The boy who accidentally killed his sister

Sean Smith, 10, with his sister Erin, 8, at home on June 4, 1989,” the day before her death. Courtesy of Lee Smith

NPR had an odd disclaimer this morning when introducing its StoryCorps segment, the in-their-own words feature in which people tell their own story.

“Some may find the graphic material in this post disturbing,” the editor’s note on its website says.

Well, of course. They’re supposed to find it disturbing. It’s the story of a boy who found his father’s gun and accidentally shot his sister to death.

“A warning before we play this tape,” a similar statement on the radio said today. “It is graphic.”

The last thing news organizations should be doing is warning people away from the story.

So here. It’s disturbing. And that’s why you should listen to it.

We hear these stories all the time. Some child found a father’s gun and accidentally kills a sibling. “That’s awful,” we say and go on with our lives. We never hear whatever happened to the child. Now we have. It’s not pretty. And it’s not something to turn away from.

There’s a postscript to this story, reported in The Trace last October.

The shooting death of Erin Smith made a brief mark on Florida history. In the week following her death, four more children were involved in unintentional shootings across the state. Three of the shootings were fatal. In the fourth, a six-year-old boy shot his three-year-old sister, paralyzing her for life. The events of that week and the constant drumbeat from the press were enough for the Florida legislature, which was already adjourned for the year, to go into special session to pass a law that would make it illegal to leave a gun un-stored and unsecured where a child could find it.

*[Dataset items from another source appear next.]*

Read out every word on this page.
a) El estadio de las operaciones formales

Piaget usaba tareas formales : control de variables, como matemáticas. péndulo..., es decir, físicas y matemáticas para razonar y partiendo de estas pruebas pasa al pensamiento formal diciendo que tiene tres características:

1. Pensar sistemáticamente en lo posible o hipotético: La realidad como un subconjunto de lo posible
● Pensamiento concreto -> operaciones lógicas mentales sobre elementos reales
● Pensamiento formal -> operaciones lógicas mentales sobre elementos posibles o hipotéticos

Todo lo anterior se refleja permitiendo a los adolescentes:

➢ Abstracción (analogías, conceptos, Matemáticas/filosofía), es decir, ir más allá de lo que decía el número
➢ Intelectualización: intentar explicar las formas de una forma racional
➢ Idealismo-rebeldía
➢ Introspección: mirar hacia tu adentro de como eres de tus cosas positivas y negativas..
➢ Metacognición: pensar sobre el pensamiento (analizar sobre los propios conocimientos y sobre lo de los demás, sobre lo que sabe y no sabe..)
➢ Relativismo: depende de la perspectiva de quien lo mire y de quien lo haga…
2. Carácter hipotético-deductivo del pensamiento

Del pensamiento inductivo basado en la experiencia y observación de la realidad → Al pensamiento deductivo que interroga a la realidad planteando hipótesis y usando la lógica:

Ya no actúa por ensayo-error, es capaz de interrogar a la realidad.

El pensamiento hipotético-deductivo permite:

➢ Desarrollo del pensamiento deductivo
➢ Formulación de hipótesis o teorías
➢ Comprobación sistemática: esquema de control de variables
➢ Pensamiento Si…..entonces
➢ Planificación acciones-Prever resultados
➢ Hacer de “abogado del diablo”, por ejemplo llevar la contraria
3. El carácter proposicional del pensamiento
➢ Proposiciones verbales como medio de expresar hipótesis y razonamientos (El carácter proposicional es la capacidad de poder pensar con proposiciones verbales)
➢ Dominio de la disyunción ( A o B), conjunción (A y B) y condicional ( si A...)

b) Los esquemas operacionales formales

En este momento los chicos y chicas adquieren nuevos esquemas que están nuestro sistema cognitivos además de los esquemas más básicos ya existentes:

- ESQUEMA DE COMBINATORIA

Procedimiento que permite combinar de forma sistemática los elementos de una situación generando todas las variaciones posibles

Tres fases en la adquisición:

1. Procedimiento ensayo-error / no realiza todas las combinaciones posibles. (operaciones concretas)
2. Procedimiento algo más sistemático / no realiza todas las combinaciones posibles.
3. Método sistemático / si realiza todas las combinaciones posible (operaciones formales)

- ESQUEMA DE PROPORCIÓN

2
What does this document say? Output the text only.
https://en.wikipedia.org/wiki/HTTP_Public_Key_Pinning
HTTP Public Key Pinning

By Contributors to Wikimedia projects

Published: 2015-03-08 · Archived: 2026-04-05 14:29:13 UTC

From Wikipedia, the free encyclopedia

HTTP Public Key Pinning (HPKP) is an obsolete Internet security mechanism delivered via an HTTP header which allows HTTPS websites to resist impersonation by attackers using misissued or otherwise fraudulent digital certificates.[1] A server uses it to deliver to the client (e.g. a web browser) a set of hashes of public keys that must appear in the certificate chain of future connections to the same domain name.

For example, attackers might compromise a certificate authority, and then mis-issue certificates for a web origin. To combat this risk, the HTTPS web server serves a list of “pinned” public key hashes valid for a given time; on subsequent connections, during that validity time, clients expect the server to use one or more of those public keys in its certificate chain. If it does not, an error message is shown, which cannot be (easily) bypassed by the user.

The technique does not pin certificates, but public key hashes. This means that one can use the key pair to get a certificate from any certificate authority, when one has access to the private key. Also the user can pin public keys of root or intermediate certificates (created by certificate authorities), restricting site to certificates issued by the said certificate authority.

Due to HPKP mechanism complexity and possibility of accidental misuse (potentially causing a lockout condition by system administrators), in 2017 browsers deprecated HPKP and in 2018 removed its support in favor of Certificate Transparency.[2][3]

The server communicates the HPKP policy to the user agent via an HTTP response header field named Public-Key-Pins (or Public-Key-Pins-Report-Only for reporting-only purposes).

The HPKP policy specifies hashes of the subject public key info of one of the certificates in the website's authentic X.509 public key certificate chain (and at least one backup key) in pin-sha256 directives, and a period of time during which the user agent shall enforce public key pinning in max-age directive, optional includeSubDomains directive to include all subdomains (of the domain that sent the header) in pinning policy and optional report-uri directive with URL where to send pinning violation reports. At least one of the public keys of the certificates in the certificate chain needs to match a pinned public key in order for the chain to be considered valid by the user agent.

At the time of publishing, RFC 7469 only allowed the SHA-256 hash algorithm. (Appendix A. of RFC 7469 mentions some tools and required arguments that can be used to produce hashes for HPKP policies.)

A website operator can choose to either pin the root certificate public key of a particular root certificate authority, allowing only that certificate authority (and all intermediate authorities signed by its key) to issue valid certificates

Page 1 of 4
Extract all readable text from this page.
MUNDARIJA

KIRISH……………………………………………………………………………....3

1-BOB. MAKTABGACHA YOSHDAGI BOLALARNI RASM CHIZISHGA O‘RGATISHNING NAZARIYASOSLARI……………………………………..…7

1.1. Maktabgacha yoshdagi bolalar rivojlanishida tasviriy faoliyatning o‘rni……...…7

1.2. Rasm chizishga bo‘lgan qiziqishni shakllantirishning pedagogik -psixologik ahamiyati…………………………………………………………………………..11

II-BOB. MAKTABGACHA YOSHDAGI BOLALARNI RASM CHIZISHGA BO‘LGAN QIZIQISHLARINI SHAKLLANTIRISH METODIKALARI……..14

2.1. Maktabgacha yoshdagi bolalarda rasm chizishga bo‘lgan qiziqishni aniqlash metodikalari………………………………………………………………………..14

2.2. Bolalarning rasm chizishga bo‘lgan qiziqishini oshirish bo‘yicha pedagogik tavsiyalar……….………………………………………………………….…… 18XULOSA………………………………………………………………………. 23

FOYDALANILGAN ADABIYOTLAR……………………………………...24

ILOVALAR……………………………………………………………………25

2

The law had been pending for two years, written and championed after an earlier tragedy. Nine-year-old David Berger was killed in Florida in 1987 when his friend, also nine, found a rifle under his bed, picked it up to play, pointed it at David, and shot him in the face. His parents, Bill and Susan Berger had been enraged — are still enraged — that there were no consequences for the other boy’s parents. The family had been allowed to leave the state after David’s death; the local police said there was no way they could press charges. “What we were faced with was that we were told that there’s no wrongdoing at all, that it was just a normal occurrence of everyday life that somebody could leave a loaded gun around a child,” Susan Berger says. Politically savvy and relentless, they helped write the law and secured support from their local state congressman, Harry Jennings, a Republican. The law made adults criminally liable when children were involved in these types of shootings. It helped the Bergers to have something to champion in the wake of their grief, a target at which to direct and channel their anger. “Harry Jennings did say to us: ‘I’m sure David has saved a lot of lives.’ I know that he has,” Susan Berger says.

The story, which provides more details of the Smith killing, asks a fascinating question: Should Smith’s parents have been prosecuted?

“It would have torn us apart,” Sean Smith says.

But the writer suggests it would have allowed the family to be angry at the court system instead of themselves.